Uma luz ascendeu sobre mim, olhei ao redor muito tonto. Pus a mão em frente aos meus olhos para evitar ficar cego, respirei fundo, foquei minha raiva e meu ódio pelo mundo naquele momento em minhas pernas, para terem força suficiente pra me tirarem o quanto antes dali. Fui até o bar depois do salão de eventos.

- Desce mais uma. – Pedi ao garçom.
- Noite difícil, hein?
- Desculpe, eu não ouvi nada. Droga, eu to bêbado e surdo.
- Há há há. Aqui, essa é por conta da casa.
- Você é o melhor!

Uma mão delicadamente descia do meu ombro até minha mão com minha dose ainda cheia.

- Sabia que te encontraria aqui, meu amor.
- O que foi, cansou da festa?
- Você está aqui há duas horas, Bob me disse o que aconteceu.

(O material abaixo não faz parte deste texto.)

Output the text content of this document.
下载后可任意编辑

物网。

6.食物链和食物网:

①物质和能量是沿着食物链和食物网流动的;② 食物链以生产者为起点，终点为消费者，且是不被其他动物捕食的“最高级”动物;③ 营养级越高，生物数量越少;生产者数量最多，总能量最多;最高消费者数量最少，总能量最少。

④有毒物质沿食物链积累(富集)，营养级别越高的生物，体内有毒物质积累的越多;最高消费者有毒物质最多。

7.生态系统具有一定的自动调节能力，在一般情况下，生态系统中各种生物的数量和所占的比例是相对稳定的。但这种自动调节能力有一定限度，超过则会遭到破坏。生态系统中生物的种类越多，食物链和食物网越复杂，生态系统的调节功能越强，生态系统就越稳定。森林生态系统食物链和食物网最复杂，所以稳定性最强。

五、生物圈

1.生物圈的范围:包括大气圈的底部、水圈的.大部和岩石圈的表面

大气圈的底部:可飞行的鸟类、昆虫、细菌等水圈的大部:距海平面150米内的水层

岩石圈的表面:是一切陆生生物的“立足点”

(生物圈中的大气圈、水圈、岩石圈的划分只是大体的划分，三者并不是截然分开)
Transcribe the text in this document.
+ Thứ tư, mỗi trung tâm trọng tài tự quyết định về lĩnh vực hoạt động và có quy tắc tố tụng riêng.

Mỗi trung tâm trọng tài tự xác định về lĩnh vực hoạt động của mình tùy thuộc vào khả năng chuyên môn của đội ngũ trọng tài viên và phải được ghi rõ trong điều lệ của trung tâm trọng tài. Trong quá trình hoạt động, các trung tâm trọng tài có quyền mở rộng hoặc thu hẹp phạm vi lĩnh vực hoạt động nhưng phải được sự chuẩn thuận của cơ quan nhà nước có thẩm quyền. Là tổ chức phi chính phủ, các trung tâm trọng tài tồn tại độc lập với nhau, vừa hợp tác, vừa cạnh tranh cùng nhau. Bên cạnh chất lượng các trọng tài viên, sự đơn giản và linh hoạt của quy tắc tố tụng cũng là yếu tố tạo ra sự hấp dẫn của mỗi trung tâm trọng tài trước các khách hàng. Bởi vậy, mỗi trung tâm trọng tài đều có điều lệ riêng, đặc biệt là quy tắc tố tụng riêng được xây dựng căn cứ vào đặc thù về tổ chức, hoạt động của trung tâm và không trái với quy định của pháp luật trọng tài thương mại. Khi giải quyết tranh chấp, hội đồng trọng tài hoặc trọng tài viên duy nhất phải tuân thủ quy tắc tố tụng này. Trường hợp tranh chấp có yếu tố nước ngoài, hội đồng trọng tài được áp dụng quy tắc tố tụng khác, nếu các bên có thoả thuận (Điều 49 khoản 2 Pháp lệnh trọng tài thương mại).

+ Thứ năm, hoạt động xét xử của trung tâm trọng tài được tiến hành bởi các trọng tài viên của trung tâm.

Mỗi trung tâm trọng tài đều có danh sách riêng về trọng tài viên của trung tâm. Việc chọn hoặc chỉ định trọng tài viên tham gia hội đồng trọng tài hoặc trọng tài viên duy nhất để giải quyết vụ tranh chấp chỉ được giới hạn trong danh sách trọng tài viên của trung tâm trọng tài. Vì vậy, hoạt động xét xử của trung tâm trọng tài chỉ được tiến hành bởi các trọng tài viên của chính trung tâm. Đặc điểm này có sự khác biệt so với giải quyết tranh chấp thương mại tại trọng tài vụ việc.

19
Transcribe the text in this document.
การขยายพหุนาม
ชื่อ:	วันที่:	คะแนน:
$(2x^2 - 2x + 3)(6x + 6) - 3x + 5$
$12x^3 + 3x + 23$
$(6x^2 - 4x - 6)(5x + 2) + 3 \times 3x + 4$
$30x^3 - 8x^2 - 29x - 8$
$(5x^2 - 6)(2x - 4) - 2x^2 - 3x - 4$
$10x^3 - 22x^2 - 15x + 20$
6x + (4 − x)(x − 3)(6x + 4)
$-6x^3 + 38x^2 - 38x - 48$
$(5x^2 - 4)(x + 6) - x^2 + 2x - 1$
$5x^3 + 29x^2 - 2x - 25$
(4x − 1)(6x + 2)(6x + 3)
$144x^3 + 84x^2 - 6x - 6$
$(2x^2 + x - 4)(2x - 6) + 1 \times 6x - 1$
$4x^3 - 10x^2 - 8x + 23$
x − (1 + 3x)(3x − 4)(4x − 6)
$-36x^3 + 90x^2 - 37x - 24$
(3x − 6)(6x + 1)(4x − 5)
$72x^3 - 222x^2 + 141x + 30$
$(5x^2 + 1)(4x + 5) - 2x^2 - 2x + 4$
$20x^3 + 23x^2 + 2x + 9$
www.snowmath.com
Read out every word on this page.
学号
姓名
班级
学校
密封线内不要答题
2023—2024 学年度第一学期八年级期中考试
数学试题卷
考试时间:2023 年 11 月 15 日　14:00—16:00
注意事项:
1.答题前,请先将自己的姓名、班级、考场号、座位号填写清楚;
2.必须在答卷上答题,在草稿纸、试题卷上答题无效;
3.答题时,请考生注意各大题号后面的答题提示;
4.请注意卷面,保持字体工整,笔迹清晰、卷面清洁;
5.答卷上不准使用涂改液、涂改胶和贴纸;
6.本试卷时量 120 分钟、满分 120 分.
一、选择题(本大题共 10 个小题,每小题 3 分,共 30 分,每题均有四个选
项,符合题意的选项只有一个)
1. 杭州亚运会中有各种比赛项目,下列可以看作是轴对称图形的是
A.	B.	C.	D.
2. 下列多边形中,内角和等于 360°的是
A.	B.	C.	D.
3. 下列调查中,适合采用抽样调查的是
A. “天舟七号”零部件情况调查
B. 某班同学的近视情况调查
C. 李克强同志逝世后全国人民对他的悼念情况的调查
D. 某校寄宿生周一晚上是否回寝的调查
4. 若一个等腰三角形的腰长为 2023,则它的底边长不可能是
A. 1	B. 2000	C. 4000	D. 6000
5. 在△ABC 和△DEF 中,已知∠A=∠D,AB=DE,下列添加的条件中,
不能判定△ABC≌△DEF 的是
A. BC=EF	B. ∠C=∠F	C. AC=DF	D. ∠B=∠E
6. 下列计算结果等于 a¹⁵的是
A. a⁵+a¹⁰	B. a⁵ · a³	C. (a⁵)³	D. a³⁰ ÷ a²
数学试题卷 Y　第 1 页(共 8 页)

Vamos para casa meu querido, você não está bem.
- Eu estaria melhor dentro de um barril de pinga! – Minha voz soava como a de bêbados de desenhos animados, com soluços e tudo mais.
- Não deixe que o álcool fale por você. Pare de baboseira e me deixe te ajudar a levantar. Onde estão as chaves do carro?
- Ele está bem? O que houve companheiro? – Thiago surgiu para alegrar mais minha noite.

Levantei com o impulso da raiva, Mélanie deu um passo para trás assustada. Agarrei-o pelo colarinho com uma mão e o forcei contra o balcão.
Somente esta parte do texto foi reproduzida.